How We Raised $1M Seed Money in 5 weeks in Berlin – Part 3: 9 Recommendations

This is the last part of my short series on our Remerge Seed round, which covers a quick summary and hopefully helps future startups.

Why were we able to raise $1M with just a 2-page PDF and no product? What were the key points? And can this be reproduced? Here are my thoughts and my recommendations.
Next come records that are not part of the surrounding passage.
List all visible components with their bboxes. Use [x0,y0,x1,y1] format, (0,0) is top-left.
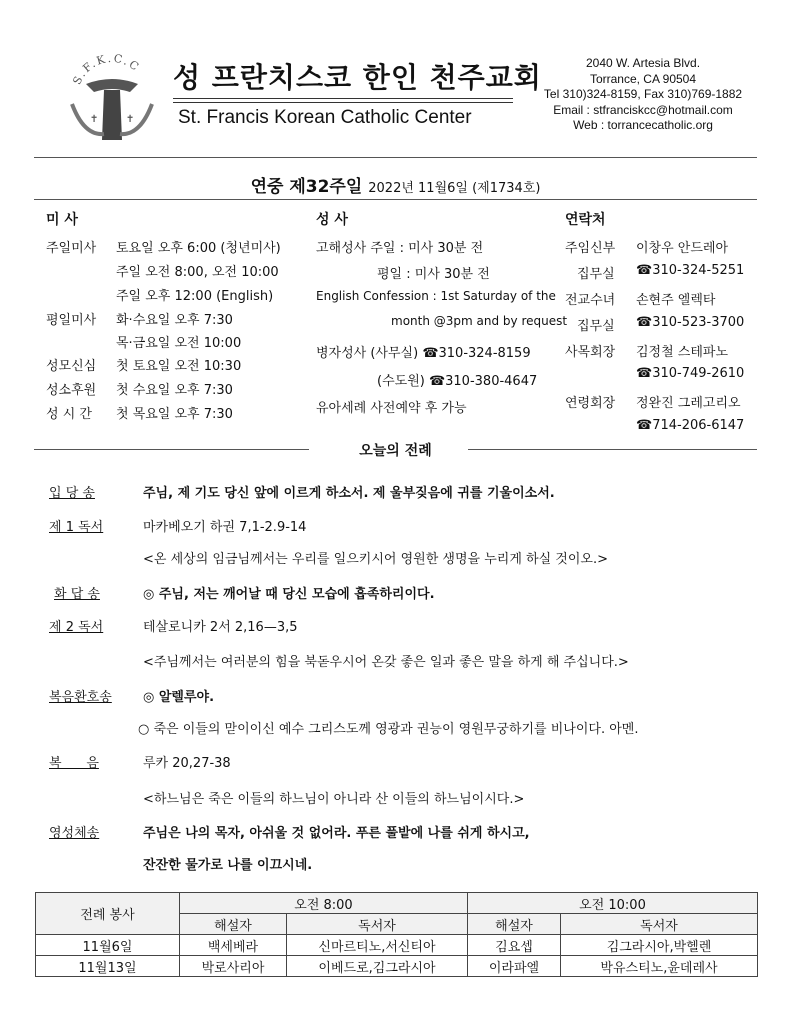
reading1-reference: 마카베오기 하권 7,1-2.9-14 [143,520,307,535]
readers-10am: 김그라시아,박헬렌 [561,935,758,956]
contacts-heading: 연락처 [565,212,606,228]
anointing-office: 병자성사 (사무실) ☎310-324-8159 [316,346,531,361]
header-divider [34,157,757,158]
anointing-friary: (수도원) ☎310-380-4647 [377,374,538,389]
mass-label: 주일미사 [46,241,97,256]
contact-value: 이창우 안드레아 [636,241,729,256]
contact-role: 사목회장 [565,345,616,360]
reading1-summary: <온 세상의 임금님께서는 우리를 일으키시어 영원한 생명을 누리게 하실 것이오.> [143,552,608,567]
mass-10am-header: 오전 10:00 [468,893,758,914]
liturgy-service-table [35,892,758,977]
reading1-label: 제 1 독서 [49,520,104,535]
mass-label: 성모신심 [46,359,97,374]
table-corner: 전례 봉사 [36,893,180,935]
service-date: 11월6일 [36,935,180,956]
reader-header: 독서자 [561,914,758,935]
psalm-response: ◎ 주님, 저는 깨어날 때 당신 모습에 흡족하리이다. [143,587,435,602]
entrance-antiphon: 주님, 제 기도 당신 앞에 이르게 하소서. 제 울부짖음에 귀를 기울이소서. [143,486,555,501]
table-row [36,935,758,956]
svg-text:S.F.K.C.C: S.F.K.C.C [70,51,143,87]
table-row [36,956,758,977]
contact-value: 김정철 스테파노 [636,345,729,360]
gospel-summary: <하느님은 죽은 이들의 하느님이 아니라 산 이들의 하느님이시다.> [143,792,525,807]
sunday-name: 연중 제32주일 [250,177,363,197]
title-divider [173,98,513,103]
email: Email : stfranciskcc@hotmail.com [553,102,733,117]
address-line-1: 2040 W. Artesia Blvd. [585,56,701,70]
mass-time: 주일 오전 8:00, 오전 10:00 [116,265,279,280]
mass-label: 성 시 간 [46,407,92,422]
service-date: 11월13일 [36,956,180,977]
bulletin-date: 2022년 11월6일 (제1734호) [368,181,541,196]
contact-block [528,56,758,134]
readers-8am: 이베드로,김그라시아 [287,956,468,977]
contact-role: 집무실 [577,319,615,334]
contact-phone: ☎714-206-6147 [636,418,745,433]
parish-logo [64,44,160,148]
mass-heading: 미 사 [46,212,78,228]
week-title [0,172,791,197]
mass-8am-header: 오전 8:00 [180,893,468,914]
readers-8am: 신마르티노,서신티아 [287,935,468,956]
english-confession: English Confession : 1st Saturday of the [316,289,556,303]
mass-time: 첫 수요일 오후 7:30 [116,383,233,398]
contact-role: 주임신부 [565,241,616,256]
gospel-label: 복 음 [49,756,99,771]
mass-time: 목·금요일 오전 10:00 [116,336,242,351]
sacraments-heading: 성 사 [316,212,348,228]
commentator-10am: 이라파엘 [468,956,561,977]
contact-role: 집무실 [577,267,615,282]
commentator-8am: 박로사리아 [180,956,287,977]
contact-phone: ☎310-523-3700 [636,315,745,330]
reading2-summary: <주님께서는 여러분의 힘을 북돋우시어 온갖 좋은 일과 좋은 말을 하게 해 주십니다.> [143,655,629,670]
contact-phone: ☎310-324-5251 [636,263,745,278]
alleluia-verse: ○ 죽은 이들의 맏이이신 예수 그리스도께 영광과 권능이 영원무궁하기를 비나이다. 아멘. [138,722,639,737]
alleluia-response: ◎ 알렐루야. [143,690,215,705]
contact-role: 연령회장 [565,396,616,411]
communion-antiphon-line1: 주님은 나의 목자, 아쉬울 것 없어라. 푸른 풀밭에 나를 쉬게 하시고, [143,826,530,841]
commentator-header: 해설자 [468,914,561,935]
contact-phone: ☎310-749-2610 [636,366,745,381]
contact-value: 손현주 엘렉타 [636,293,716,308]
mass-time: 첫 토요일 오전 10:30 [116,359,242,374]
mass-label: 평일미사 [46,313,97,328]
commentator-8am: 백세베라 [180,935,287,956]
mass-time: 토요일 오후 6:00 (청년미사) [116,241,281,256]
mass-time: 첫 목요일 오후 7:30 [116,407,233,422]
svg-text:✝: ✝ [126,114,135,125]
reading2-label: 제 2 독서 [49,620,104,635]
confession-weekday: 평일 : 미사 30분 전 [377,267,490,282]
alleluia-label: 복음환호송 [49,690,112,705]
infant-baptism: 유아세례 사전예약 후 가능 [316,401,467,416]
parish-name-korean: 성 프란치스코 한인 천주교회 [173,61,542,94]
contact-role: 전교수녀 [565,293,616,308]
address-line-2: Torrance, CA 90504 [589,71,697,86]
week-divider [34,199,757,200]
entrance-label: 입 당 송 [49,486,95,501]
confession-sunday: 고해성사 주일 : 미사 30분 전 [316,241,484,256]
reading2-reference: 테살로니카 2서 2,16—3,5 [143,620,298,635]
gospel-reference: 루카 20,27-38 [143,756,231,771]
english-confession-cont: month @3pm and by request [391,314,568,328]
reader-header: 독서자 [287,914,468,935]
commentator-10am: 김요셉 [468,935,561,956]
communion-label: 영성체송 [49,826,100,841]
website: Web : torrancecatholic.org [573,118,713,132]
contact-value: 정완진 그레고리오 [636,396,741,411]
mass-label: 성소후원 [46,383,97,398]
communion-antiphon-line2: 잔잔한 물가로 나를 이끄시네. [143,858,313,873]
phone-fax: Tel 310)324-8159, Fax 310)769-1882 [543,87,743,101]
mass-time: 화·수요일 오후 7:30 [116,313,233,328]
parish-name-english: St. Francis Korean Catholic Center [178,107,472,128]
mass-time: 주일 오후 12:00 (English) [116,289,274,304]
svg-text:✝: ✝ [90,114,99,125]
commentator-header: 해설자 [180,914,287,935]
readers-10am: 박유스티노,윤데레사 [561,956,758,977]
liturgy-title: 오늘의 전례 [359,443,432,459]
psalm-label: 화 답 송 [54,587,100,602]
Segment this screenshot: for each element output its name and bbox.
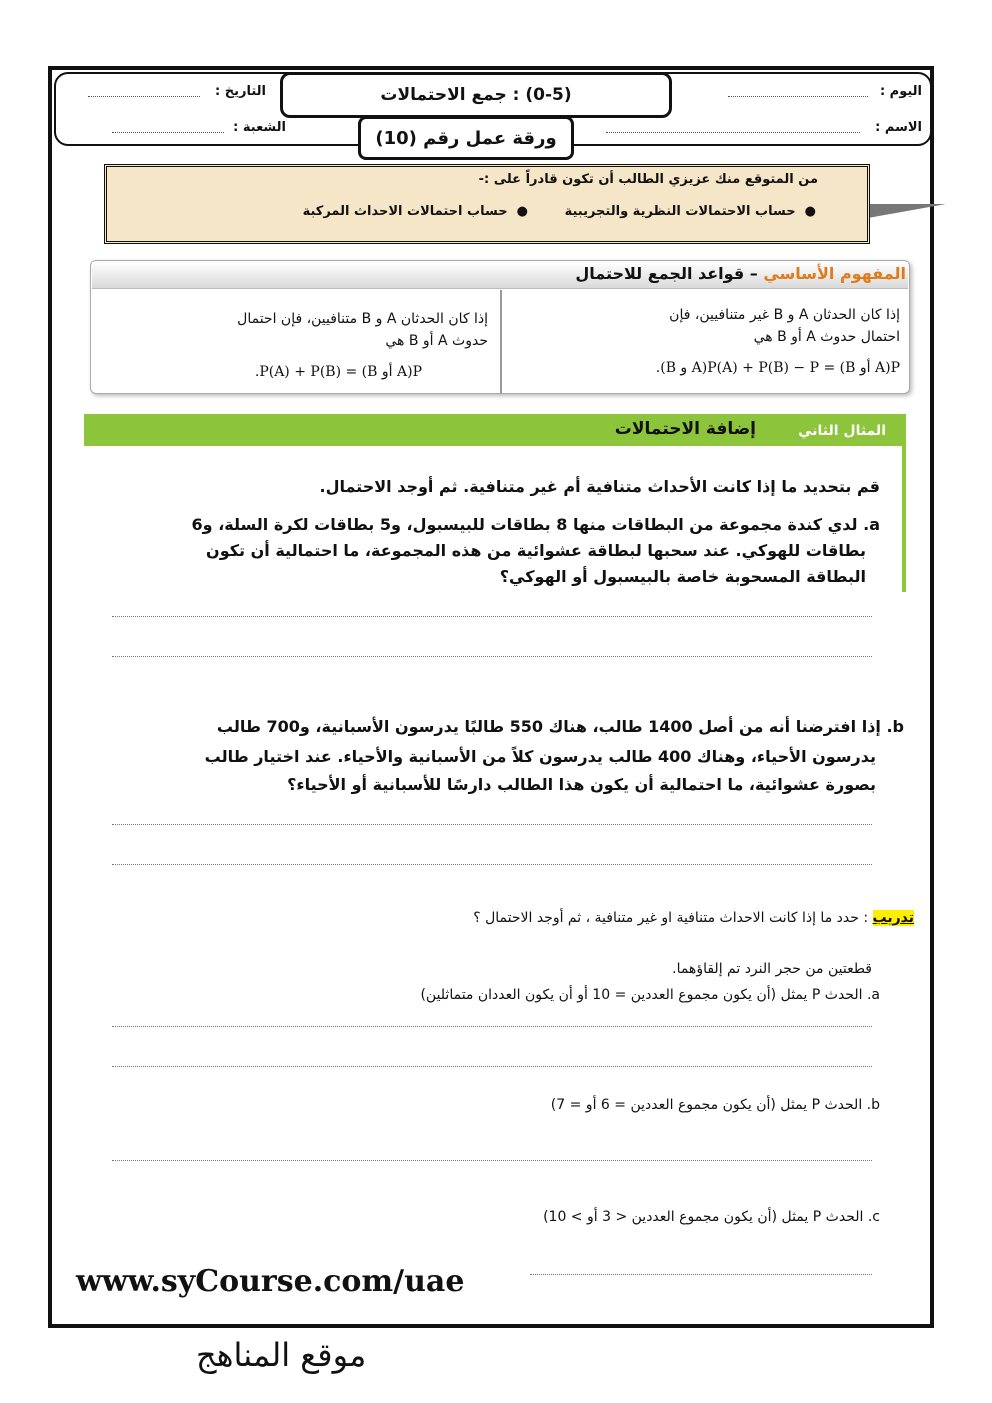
concept-title: – قواعد الجمع للاحتمال <box>575 264 758 283</box>
date-label: التاريخ : <box>215 84 266 99</box>
example-b-line-3: بصورة عشوائية، ما احتمالية أن يكون هذا الطالب دارسًا للأسبانية أو الأحياء؟ <box>287 775 876 794</box>
example-a-line-1: a. لدي كندة مجموعة من البطاقات منها 8 بطاقات للبيسبول، و5 بطاقات لكرة السلة، و6 <box>191 515 880 534</box>
training-heading <box>473 910 914 926</box>
concept-right-formula: P(A أو B) = P(A) + P(B) − P(A و B). <box>655 360 900 376</box>
training-a: a. الحدث P يمثل (أن يكون مجموع العددين = 10 أو أن يكون العددان متماثلين) <box>420 987 880 1003</box>
worksheet-number: ورقة عمل رقم (10) <box>358 116 574 160</box>
example-title: إضافة الاحتمالات <box>614 419 756 439</box>
concept-left-text-2: حدوث A أو B هي <box>385 333 488 349</box>
example-instruction: قم بتحديد ما إذا كانت الأحداث متنافية أم غير متنافية. ثم أوجد الاحتمال. <box>319 477 880 496</box>
concept-right-text-1: إذا كان الحدثان A و B غير متنافيين، فإن <box>669 307 900 323</box>
bullet-icon: ● <box>507 204 528 219</box>
example-header-bar <box>84 414 906 446</box>
example-a-line-2: بطاقات للهوكي. عند سحبها لبطاقة عشوائية من هذه المجموعة، ما احتمالية أن تكون <box>206 541 866 560</box>
concept-left-formula: P(A أو B) = P(A) + P(B). <box>254 364 422 380</box>
answer-line[interactable] <box>112 824 872 825</box>
website-url: www.syCourse.com/uae <box>76 1264 465 1299</box>
training-label: تدريب <box>872 910 914 926</box>
objectives-intro: من المتوقع منك عزيزي الطالب أن تكون قادراً على :- <box>478 172 818 187</box>
section-field[interactable] <box>112 132 224 133</box>
example-b-line-1: b. إذا افترضنا أنه من أصل 1400 طالب، هناك 550 طالبًا يدرسون الأسبانية، و700 طالب <box>216 717 904 736</box>
concept-left-text-1: إذا كان الحدثان A و B متنافيين، فإن احتمال <box>237 311 488 327</box>
day-field[interactable] <box>728 96 868 97</box>
answer-line[interactable] <box>112 656 872 657</box>
training-b: b. الحدث P يمثل (أن يكون مجموع العددين = 6 أو = 7) <box>550 1097 880 1113</box>
section-label: الشعبة : <box>233 120 286 135</box>
objectives-corner <box>868 204 946 218</box>
answer-line[interactable] <box>112 1066 872 1067</box>
answer-line[interactable] <box>112 864 872 865</box>
concept-right-text-2: احتمال حدوث A أو B هي <box>753 329 900 345</box>
site-signature: موقع المناهج <box>196 1336 367 1374</box>
concept-divider <box>500 290 502 394</box>
training-intro: قطعتين من حجر النرد تم إلقاؤهما. <box>672 961 872 977</box>
answer-line[interactable] <box>112 616 872 617</box>
example-side-bar <box>902 446 906 592</box>
page-title: (0-5) : جمع الاحتمالات <box>280 72 672 118</box>
example-a-line-3: البطاقة المسحوبة خاصة بالبيسبول أو الهوكي؟ <box>499 567 866 586</box>
concept-heading <box>575 264 906 283</box>
answer-line[interactable] <box>112 1160 872 1161</box>
objective-item-2: ● حساب احتمالات الاحداث المركبة <box>302 204 528 219</box>
training-c: c. الحدث P يمثل (أن يكون مجموع العددين < 3 أو > 10) <box>543 1209 880 1225</box>
date-field[interactable] <box>88 96 200 97</box>
answer-line[interactable] <box>530 1274 872 1275</box>
answer-line[interactable] <box>112 1026 872 1027</box>
example-b-line-2: يدرسون الأحياء، وهناك 400 طالب يدرسون كلاً من الأسبانية والأحياء. عند اختيار طالب <box>204 747 876 766</box>
objective-item-1: ● حساب الاحتمالات النظرية والتجريبية <box>564 204 816 219</box>
day-label: اليوم : <box>879 84 922 99</box>
training-text: : حدد ما إذا كانت الاحداث متنافية او غير متنافية ، ثم أوجد الاحتمال ؟ <box>473 910 869 926</box>
example-label: المثال الثاني <box>798 423 886 439</box>
name-label: الاسم : <box>875 120 922 135</box>
bullet-icon: ● <box>795 204 816 219</box>
page-frame <box>48 66 934 1328</box>
name-field[interactable] <box>606 132 860 133</box>
concept-label: المفهوم الأساسي <box>763 264 906 283</box>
Raise Money to Invest in People, Product and Infrastructure

Raise Money to Invest in People, Product and Infrastructure

  1. Experienced Team: I believe the team was one of the biggest success factors. Being able to offer 5 founders, who fit perfectly for the plan is not the standard for early rounds. Normally there are 1 or 2 founders, who have a great idea, but lack the personnel for execution. This is not a totally bad thing, as they normally need the early-stage money to be able to hire good personnel. But even then it is a big plus, if you have already identified good employees, who want to join you as soon as you close a seed round.
  2. Easy-to-understand Product & Model: To be honest, offering app retargeting is definitely not a “genius idea” – it’s obvious, that there is a market for this. But people understand this, and it is a known model from the online space. You “just” need to explain, what value you will bring into the market and why you can succeed against your competitors. If people don’t understand the customer need of your product, it’s hard for them to trust your approach.
  3. Network: Raising money is a people and trust business and we have some well-connected advisors on board. We – the founders – lacked in deep connections to the financing and business angel market, which is the reason why we have support in form of advisor on board. This is something I recommend to young startups, as it can be really difficult and time-consuming to pitch to unknown angels or investors.
  4. Lead Investor: Try to close somebody, who goes into the lead and trusts you. You might even want to give him better terms or conditions. A deal could look like i.e. if you are not able to raise the proposed amount of money by other investors, he will get then better terms.
  5. Legal Setup: Before we started to approach investors, we had already a shareholder agreement and personal commitment in terms of spent money. We had cliff and vesting periods defined for the founders and have reserved shares for future team members. This reduces the risk for investors.
  6. Artificial Shortage: Limit the amount of money to be raised. You can still raise it later, if you get high demand.
  7. Milestones: Why do you need the money? Building product? Extending the team? Internationalization? M&A? This should be clear to investors. It also relates to Artificial Shortage: If there is more demand for investment than you need, set new milestones. I.e. if you need the money for internationalization and get more demand, you might use the additional money for acquiring a company.
  8. Market: Understand the current market conditions for investments in general and in your vertical. What are realistic terms for your company to close? Without knowing them, it is hard to define what “fair” terms for your company are.
  9. Gut Feeling: In the end your team and you need to have a good feeling when closing a deal. If you have the inner feeling, that it is a bad deal, then look for alternatives. Therefore always plan more time for fundraising and create artificial shortage and send out deadlines for specific process steps. That way you minimize the risk for getting in a troublesome situation for your company.

I am not sure, how much this helps – in the end there are a lot of individual factors. But at least you get aware of the some relevant factors in the financing process. If you have any more points, feel free to share!